These technologies aren’t as similar as they initially seem.
They address different portions of the application stack and are actually complementary.
Gunicorn is for scaling web request concurrency, while celery should be thought of as a worker queue. We’ll get to kubernetes soon.
Gunicorn
Web request concurrency is primarily limited by network I/O or “I/O bound”. These types of tasks can be scaled using cooperative scheduling provided by threads. If you find request concurrency is limiting your application, increasing gunicorn worker threads may well be the place to start.
Celery
Heavy lifting tasks e.g. compress an image, run some ML algo, are “CPU bound” tasks. They can’t benefit from threading as much as more CPUs. These tasks should be offloaded and parallelized by celery workers.
Kubernetes
Where Kubernetes comes in handy is by providing out-of-the-box horizontal scalability and fault tolerance.
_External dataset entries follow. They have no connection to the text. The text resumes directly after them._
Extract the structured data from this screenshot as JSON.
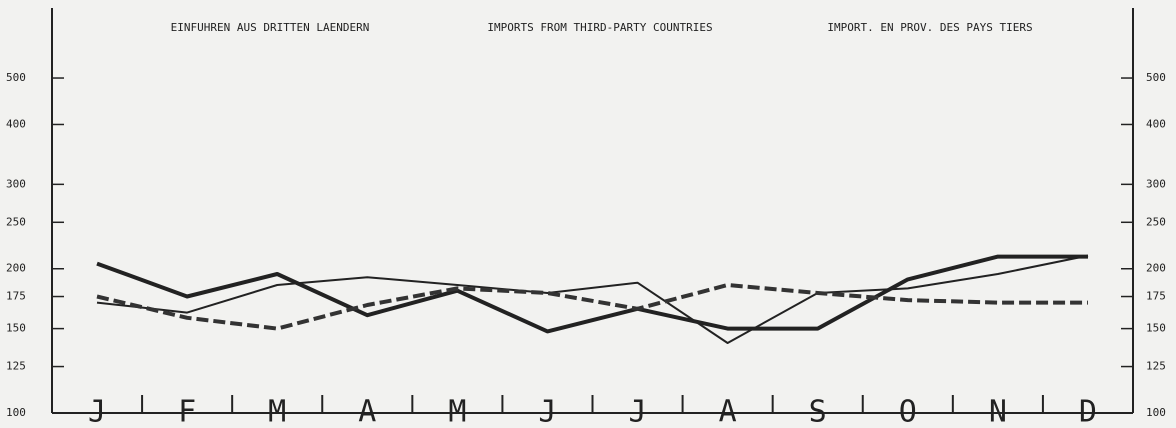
{
  "chart_data": {
    "type": "line",
    "title": [
      "EINFUHREN AUS DRITTEN LAENDERN",
      "IMPORTS FROM THIRD-PARTY COUNTRIES",
      "IMPORT. EN PROV. DES PAYS TIERS"
    ],
    "categories": [
      "J",
      "F",
      "M",
      "A",
      "M",
      "J",
      "J",
      "A",
      "S",
      "O",
      "N",
      "D"
    ],
    "series": [
      {
        "color": "#222222",
        "style": "thick",
        "values": [
          205,
          175,
          195,
          160,
          180,
          148,
          165,
          150,
          150,
          190,
          212,
          212
        ]
      },
      {
        "color": "#222222",
        "style": "thin",
        "values": [
          170,
          162,
          185,
          192,
          185,
          178,
          187,
          140,
          178,
          182,
          195,
          213
        ]
      },
      {
        "color": "#333333",
        "style": "dashed",
        "values": [
          175,
          158,
          150,
          168,
          182,
          178,
          165,
          185,
          178,
          172,
          170,
          170
        ]
      }
    ],
    "log_scale": true,
    "ylim": [
      100,
      700
    ],
    "yticks": [
      100,
      125,
      150,
      175,
      200,
      250,
      300,
      400,
      500
    ]
  }
}
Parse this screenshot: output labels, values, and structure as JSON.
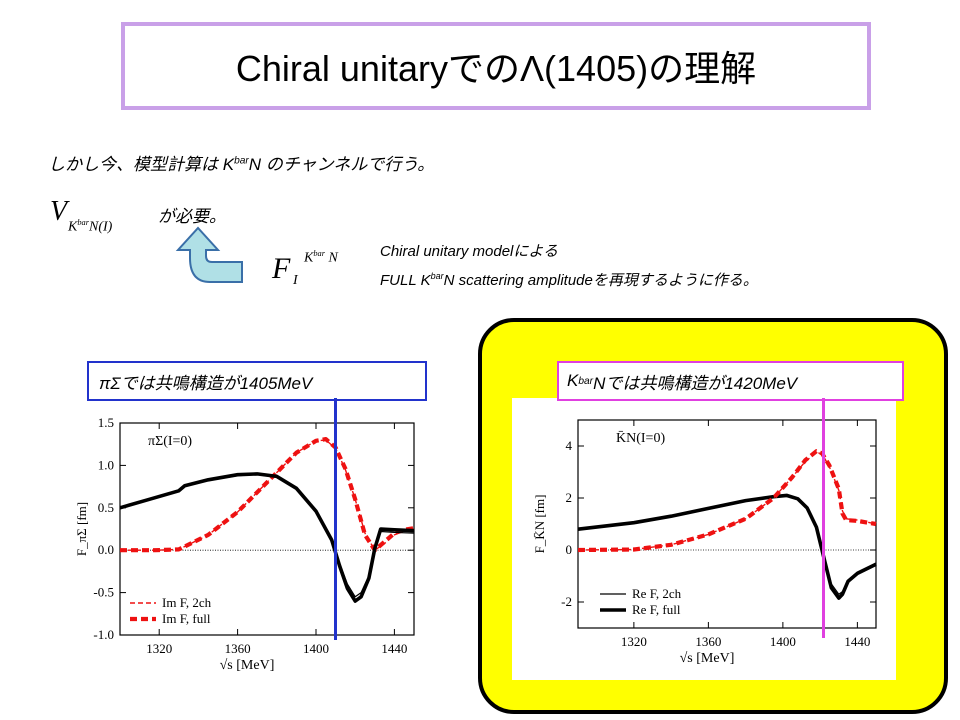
{
  "title": {
    "text_a": "Chiral unitary",
    "text_b": "での",
    "text_c": "Λ(1405)",
    "text_d": "の理解"
  },
  "body": {
    "line1_a": "しかし今、模型計算は K",
    "line1_sup": "bar",
    "line1_b": "N のチャンネルで行う。",
    "v_symbol": "V",
    "v_subscript": "K",
    "v_subscript_sup": "bar",
    "v_subscript_rest": "N(I)",
    "needed": "が必要。",
    "f_symbol": "F",
    "f_subscript": "I",
    "f_superscript": "K",
    "f_superscript_sup": "bar",
    "f_superscript_rest": " N",
    "desc1": "Chiral unitary modelによる",
    "desc2_a": "FULL K",
    "desc2_sup": "bar",
    "desc2_b": "N scattering amplitudeを再現するように作る。"
  },
  "labels": {
    "left": "πΣでは共鳴構造が1405MeV",
    "right_a": "K",
    "right_sup": "bar",
    "right_b": "Nでは共鳴構造が1420MeV"
  },
  "colors": {
    "title_border": "#c9a0e8",
    "left_label_border": "#2233cc",
    "right_label_border": "#e040e0",
    "highlight": "#ffff00",
    "curve_red": "#ee1111",
    "arrow_fill": "#b0e0e6",
    "arrow_stroke": "#3a6fa8"
  },
  "chart_data": [
    {
      "type": "line",
      "panel_label": "πΣ(I=0)",
      "xlabel": "√s [MeV]",
      "ylabel": "F_πΣ [fm]",
      "xlim": [
        1300,
        1450
      ],
      "ylim": [
        -1.0,
        1.5
      ],
      "xticks": [
        1320,
        1360,
        1400,
        1440
      ],
      "yticks": [
        -1.0,
        -0.5,
        0.0,
        0.5,
        1.0,
        1.5
      ],
      "xtick_labels": [
        "1320",
        "1360",
        "1400",
        "1440"
      ],
      "ytick_labels": [
        "-1.0",
        "-0.5",
        "0.0",
        "0.5",
        "1.0",
        "1.5"
      ],
      "legend": [
        "Im F, 2ch",
        "Im F, full"
      ],
      "legend_position": "bottom-left",
      "marker_line_x": 1410,
      "series": [
        {
          "name": "Im F, 2ch",
          "style": "dashed-thin",
          "color": "#ee1111",
          "x": [
            1300,
            1318,
            1330,
            1345,
            1360,
            1375,
            1390,
            1400,
            1405,
            1410,
            1415,
            1420,
            1425,
            1430,
            1435,
            1440,
            1445,
            1450
          ],
          "y": [
            0.0,
            0.0,
            0.01,
            0.18,
            0.45,
            0.8,
            1.15,
            1.29,
            1.3,
            1.2,
            0.95,
            0.6,
            0.2,
            0.0,
            0.08,
            0.18,
            0.23,
            0.25
          ]
        },
        {
          "name": "Im F, full",
          "style": "dashed-thick",
          "color": "#ee1111",
          "x": [
            1300,
            1318,
            1330,
            1345,
            1360,
            1375,
            1390,
            1400,
            1405,
            1410,
            1415,
            1420,
            1425,
            1430,
            1435,
            1440,
            1445,
            1450
          ],
          "y": [
            0.0,
            0.0,
            0.01,
            0.18,
            0.45,
            0.8,
            1.15,
            1.29,
            1.31,
            1.21,
            0.96,
            0.6,
            0.18,
            0.0,
            0.1,
            0.2,
            0.24,
            0.26
          ]
        },
        {
          "name": "Re F, 2ch",
          "style": "solid-thin",
          "color": "#000000",
          "x": [
            1300,
            1315,
            1330,
            1333,
            1345,
            1360,
            1370,
            1380,
            1390,
            1400,
            1408,
            1412,
            1416,
            1420,
            1423,
            1427,
            1430,
            1433,
            1440,
            1450
          ],
          "y": [
            0.5,
            0.6,
            0.7,
            0.75,
            0.82,
            0.88,
            0.89,
            0.86,
            0.72,
            0.45,
            0.1,
            -0.15,
            -0.4,
            -0.55,
            -0.5,
            -0.3,
            0.05,
            0.22,
            0.21,
            0.2
          ]
        },
        {
          "name": "Re F, full",
          "style": "solid-thick",
          "color": "#000000",
          "x": [
            1300,
            1315,
            1330,
            1333,
            1345,
            1360,
            1370,
            1380,
            1390,
            1400,
            1408,
            1412,
            1416,
            1420,
            1423,
            1427,
            1430,
            1433,
            1440,
            1450
          ],
          "y": [
            0.5,
            0.6,
            0.7,
            0.76,
            0.83,
            0.89,
            0.9,
            0.87,
            0.73,
            0.46,
            0.12,
            -0.18,
            -0.45,
            -0.6,
            -0.55,
            -0.33,
            0.02,
            0.25,
            0.24,
            0.23
          ]
        }
      ]
    },
    {
      "type": "line",
      "panel_label": "K̄N(I=0)",
      "xlabel": "√s [MeV]",
      "ylabel": "F_K̄N [fm]",
      "xlim": [
        1290,
        1450
      ],
      "ylim": [
        -3,
        5
      ],
      "xticks": [
        1320,
        1360,
        1400,
        1440
      ],
      "yticks": [
        -2,
        0,
        2,
        4
      ],
      "xtick_labels": [
        "1320",
        "1360",
        "1400",
        "1440"
      ],
      "ytick_labels": [
        "-2",
        "0",
        "2",
        "4"
      ],
      "legend": [
        "Re F, 2ch",
        "Re F, full"
      ],
      "legend_position": "bottom-right",
      "marker_line_x": 1422,
      "series": [
        {
          "name": "Re F, 2ch",
          "style": "solid-thin",
          "color": "#000000",
          "x": [
            1290,
            1320,
            1340,
            1360,
            1380,
            1395,
            1402,
            1408,
            1413,
            1418,
            1422,
            1426,
            1430,
            1432,
            1435,
            1440,
            1450
          ],
          "y": [
            0.8,
            1.05,
            1.3,
            1.6,
            1.9,
            2.05,
            2.08,
            1.95,
            1.6,
            0.9,
            -0.2,
            -1.3,
            -1.7,
            -1.6,
            -1.15,
            -0.85,
            -0.5
          ]
        },
        {
          "name": "Re F, full",
          "style": "solid-thick",
          "color": "#000000",
          "x": [
            1290,
            1320,
            1340,
            1360,
            1380,
            1395,
            1402,
            1408,
            1413,
            1418,
            1422,
            1426,
            1430,
            1432,
            1435,
            1440,
            1450
          ],
          "y": [
            0.8,
            1.05,
            1.3,
            1.6,
            1.9,
            2.05,
            2.1,
            1.97,
            1.62,
            0.88,
            -0.3,
            -1.45,
            -1.85,
            -1.7,
            -1.2,
            -0.9,
            -0.55
          ]
        },
        {
          "name": "Im F, 2ch",
          "style": "dashed-thin",
          "color": "#ee1111",
          "x": [
            1290,
            1320,
            1340,
            1360,
            1380,
            1395,
            1405,
            1412,
            1418,
            1421,
            1425,
            1430,
            1432,
            1434,
            1440,
            1450
          ],
          "y": [
            0.0,
            0.02,
            0.2,
            0.6,
            1.2,
            2.0,
            2.8,
            3.4,
            3.75,
            3.7,
            3.2,
            2.3,
            1.5,
            1.2,
            1.15,
            1.0
          ]
        },
        {
          "name": "Im F, full",
          "style": "dashed-thick",
          "color": "#ee1111",
          "x": [
            1290,
            1320,
            1340,
            1360,
            1380,
            1395,
            1405,
            1412,
            1418,
            1421,
            1425,
            1430,
            1432,
            1434,
            1440,
            1450
          ],
          "y": [
            0.0,
            0.02,
            0.2,
            0.6,
            1.2,
            2.0,
            2.8,
            3.45,
            3.8,
            3.72,
            3.25,
            2.35,
            1.4,
            1.15,
            1.12,
            1.0
          ]
        }
      ]
    }
  ]
}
Architecturally, I’d use two separate k8s deployments to represent the different scalablity concerns of your application.
One deployment for the Django app and another for the celery workers.
This allows you to independently scale request throughput vs. processing power.
I run celery workers pinned to a single core per container (-c 1) this vastly simplifies debugging and adheres to Docker’s “one process per container” mantra. It also gives you the added benefit of predictability, as you can scale the processing power on a per-core basis by incrementing the replica count.
Scaling the Django app deployment is where you’ll need to DYOR to find the best settings for your particular application.
Again stick to using --workers 1 so there is a single process per container but you should experiment with --threads to find the best solution. Again leave horizontal scaling to Kubernetes by simply changing the replica count.
HTH
It’s definitely something I had to wrap my head around when working on similar projects.